Ce livre est en fait un recueil de huit nouvelles se déroulant de 1895 à 2015. L’auteur y aborde de nombreux sujets comme la guerre de Sécession, le racisme, la musique, sans oublier l’ouragan Katrina. Chaque petite histoire nous présente des personnages différents, mais on se rend vite compte que tout est lié. Si vous ne voulez pas trop de spoiler, ne lisez pas le paragraphe suivant, j’y résume les 8 nouvelles!
« Le Karnali. » Pas très américain comme nom. A la Nouvelle-Orléans! La ville de Little Richard, de Fats Domino et du Professor Longhair ! La ville de King Creole, le meilleur film d’Elvis Presley ! La ville du tramway nommé désir ! Quel gâchis !

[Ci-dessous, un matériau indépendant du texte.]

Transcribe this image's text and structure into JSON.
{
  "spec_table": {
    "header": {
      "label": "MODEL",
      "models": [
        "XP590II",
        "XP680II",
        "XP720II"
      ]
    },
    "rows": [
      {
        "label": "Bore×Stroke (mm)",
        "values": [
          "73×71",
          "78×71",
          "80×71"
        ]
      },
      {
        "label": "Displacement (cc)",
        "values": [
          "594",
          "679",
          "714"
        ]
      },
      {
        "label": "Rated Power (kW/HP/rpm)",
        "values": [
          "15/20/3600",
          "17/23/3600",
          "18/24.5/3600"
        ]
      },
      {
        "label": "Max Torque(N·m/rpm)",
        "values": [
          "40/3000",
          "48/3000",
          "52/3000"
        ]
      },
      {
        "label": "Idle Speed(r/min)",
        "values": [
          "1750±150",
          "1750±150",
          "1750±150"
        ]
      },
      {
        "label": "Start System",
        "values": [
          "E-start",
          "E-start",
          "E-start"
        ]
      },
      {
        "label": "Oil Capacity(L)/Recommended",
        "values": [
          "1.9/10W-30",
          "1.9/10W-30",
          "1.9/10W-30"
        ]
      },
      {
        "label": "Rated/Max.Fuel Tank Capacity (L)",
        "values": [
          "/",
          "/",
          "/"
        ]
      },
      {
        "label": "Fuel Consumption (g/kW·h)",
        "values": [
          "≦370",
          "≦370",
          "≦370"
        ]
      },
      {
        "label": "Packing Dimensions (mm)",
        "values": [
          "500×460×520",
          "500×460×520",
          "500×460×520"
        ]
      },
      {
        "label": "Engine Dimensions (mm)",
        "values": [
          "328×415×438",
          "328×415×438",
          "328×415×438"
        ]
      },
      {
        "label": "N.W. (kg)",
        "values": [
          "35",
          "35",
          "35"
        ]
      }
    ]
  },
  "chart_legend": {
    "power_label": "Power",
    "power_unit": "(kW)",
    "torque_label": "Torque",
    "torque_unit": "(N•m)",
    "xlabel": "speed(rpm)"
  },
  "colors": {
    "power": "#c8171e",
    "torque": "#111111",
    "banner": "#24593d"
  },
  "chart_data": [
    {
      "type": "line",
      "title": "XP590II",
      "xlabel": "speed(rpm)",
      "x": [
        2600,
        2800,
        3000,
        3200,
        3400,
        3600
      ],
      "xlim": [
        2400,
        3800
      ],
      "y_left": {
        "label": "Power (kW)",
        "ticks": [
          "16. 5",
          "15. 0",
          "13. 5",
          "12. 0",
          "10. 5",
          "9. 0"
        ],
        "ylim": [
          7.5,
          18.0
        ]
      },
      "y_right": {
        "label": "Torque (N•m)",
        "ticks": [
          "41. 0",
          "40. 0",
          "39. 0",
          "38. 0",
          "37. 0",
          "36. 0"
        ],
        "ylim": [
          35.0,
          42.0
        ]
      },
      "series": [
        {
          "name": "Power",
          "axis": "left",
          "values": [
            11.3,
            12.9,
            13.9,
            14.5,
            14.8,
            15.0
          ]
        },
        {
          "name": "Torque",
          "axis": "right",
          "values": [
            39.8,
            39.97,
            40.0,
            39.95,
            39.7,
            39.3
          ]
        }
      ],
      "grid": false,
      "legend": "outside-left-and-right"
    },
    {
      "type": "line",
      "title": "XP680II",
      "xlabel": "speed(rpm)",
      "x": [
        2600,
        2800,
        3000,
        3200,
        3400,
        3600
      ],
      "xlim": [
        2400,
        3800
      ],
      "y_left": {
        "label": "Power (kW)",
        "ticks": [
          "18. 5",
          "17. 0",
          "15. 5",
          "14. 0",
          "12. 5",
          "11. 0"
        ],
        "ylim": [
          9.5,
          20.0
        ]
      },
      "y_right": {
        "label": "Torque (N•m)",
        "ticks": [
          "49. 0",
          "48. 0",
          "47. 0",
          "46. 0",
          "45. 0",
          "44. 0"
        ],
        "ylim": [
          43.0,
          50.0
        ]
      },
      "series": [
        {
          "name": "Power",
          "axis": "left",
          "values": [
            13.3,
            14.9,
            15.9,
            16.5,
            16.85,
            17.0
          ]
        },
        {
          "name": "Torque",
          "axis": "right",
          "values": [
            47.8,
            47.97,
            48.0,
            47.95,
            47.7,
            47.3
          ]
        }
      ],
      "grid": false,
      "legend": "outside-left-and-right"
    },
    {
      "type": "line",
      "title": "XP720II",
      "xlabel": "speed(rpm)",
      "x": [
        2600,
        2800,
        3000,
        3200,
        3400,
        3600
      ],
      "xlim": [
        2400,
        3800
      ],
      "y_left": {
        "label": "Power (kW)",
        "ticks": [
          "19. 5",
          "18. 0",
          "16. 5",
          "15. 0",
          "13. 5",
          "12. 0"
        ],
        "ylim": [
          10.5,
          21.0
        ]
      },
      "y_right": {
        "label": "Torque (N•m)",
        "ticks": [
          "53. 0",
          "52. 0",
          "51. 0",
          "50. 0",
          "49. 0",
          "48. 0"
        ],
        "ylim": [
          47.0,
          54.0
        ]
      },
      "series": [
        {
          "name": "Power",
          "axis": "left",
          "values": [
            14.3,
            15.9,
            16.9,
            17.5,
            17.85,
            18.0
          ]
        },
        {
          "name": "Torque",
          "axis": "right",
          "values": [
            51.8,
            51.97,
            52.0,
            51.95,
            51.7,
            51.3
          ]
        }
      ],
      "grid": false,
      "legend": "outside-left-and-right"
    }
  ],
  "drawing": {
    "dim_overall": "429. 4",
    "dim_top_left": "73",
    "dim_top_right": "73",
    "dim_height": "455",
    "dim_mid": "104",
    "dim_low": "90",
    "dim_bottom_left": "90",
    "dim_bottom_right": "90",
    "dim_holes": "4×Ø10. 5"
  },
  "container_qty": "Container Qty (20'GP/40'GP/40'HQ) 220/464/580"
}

La première nouvelle se déroule en 1865. On y découvre l’histoire d’une vieille dame de 95 ans qui a connu une vie mouvementée entre la Nouvelle-Orléans et Saint-Domingue. Le narrateur nous parle de tous les événements qui ont bouleversé la vie de cette femme. C’est une nouvelle très courte mais qui prend tout son sens quand on découvre qui est le narrateur. La seconde histoire est un peu plus longue. L’intrigue, présentée sous le point de vue de plusieurs personnages, se concentre sur une maison de passe. Même s’il est assez facile de deviner ce qui va se passer à la fin, le dénouement n’en est pas moins tragique. La troisième nouvelle se déroule dans un bar, après la grande dépression et la prohibition. On y découvre la terreur qui règne après l’assassinat d’un gouverneur aux idées novatrices pour l’époque. On commence également à y ressentir l’influence néfaste du KKK sur la population. L’histoire suivante évoque la cruauté du monde de la musique mêlée racisme envers les Italiens et les noirs Américains. Cette nouvelle se déroule en 1955, c’est-à-dire à l’époque où les mouvements pour les Droits Civiques commencent à se faire entendre. C’est aussi la période à laquelle apparaît un tout nouveau genre de musique entraînante qui fera le bonheur de certains mais en confronter d’autres à leurs désillusions. Dans la nouvelle suivante, on se retrouve plongé au coeur du carnaval de 1975. Alors que toute la ville est en fête, le protagoniste, lui, se demande comment il va pouvoir payer les frais médicaux de sa femme. Un de ses anciens amis, au business plutôt louche, vient lui proposer un travail bien rémunéré. Mais le carnaval pourrait bien être le signe d’un nouveau départ pour le couple… Dans la sixième histoire, nous faisons la connaissance de quatre touristes allemands qui vont se rendre compte que l’âme de la Nouvelle-Orléans ne se trouve pas là où les guides touristiques nous mène. Ils vont alors découvrir la vraie, l’authentique Nouvelle-Orléans. Dans l’avant-dernière nouvelle, un vieil homme se rend dans sa maison dévastée par l’ouragan Katrina dans l’espoir d’y retrouver son chat. Une fois sur place, il se retrouve confronté à son passé. Enfin, la huitième et dernière nouvelle met en scène deux jeunes hommes qui se questionnent sur leur avenir et qui pensent s’engager dans l’armée, en oubliant peut-être un peu trop que leur décision pourrait les mener à la mort.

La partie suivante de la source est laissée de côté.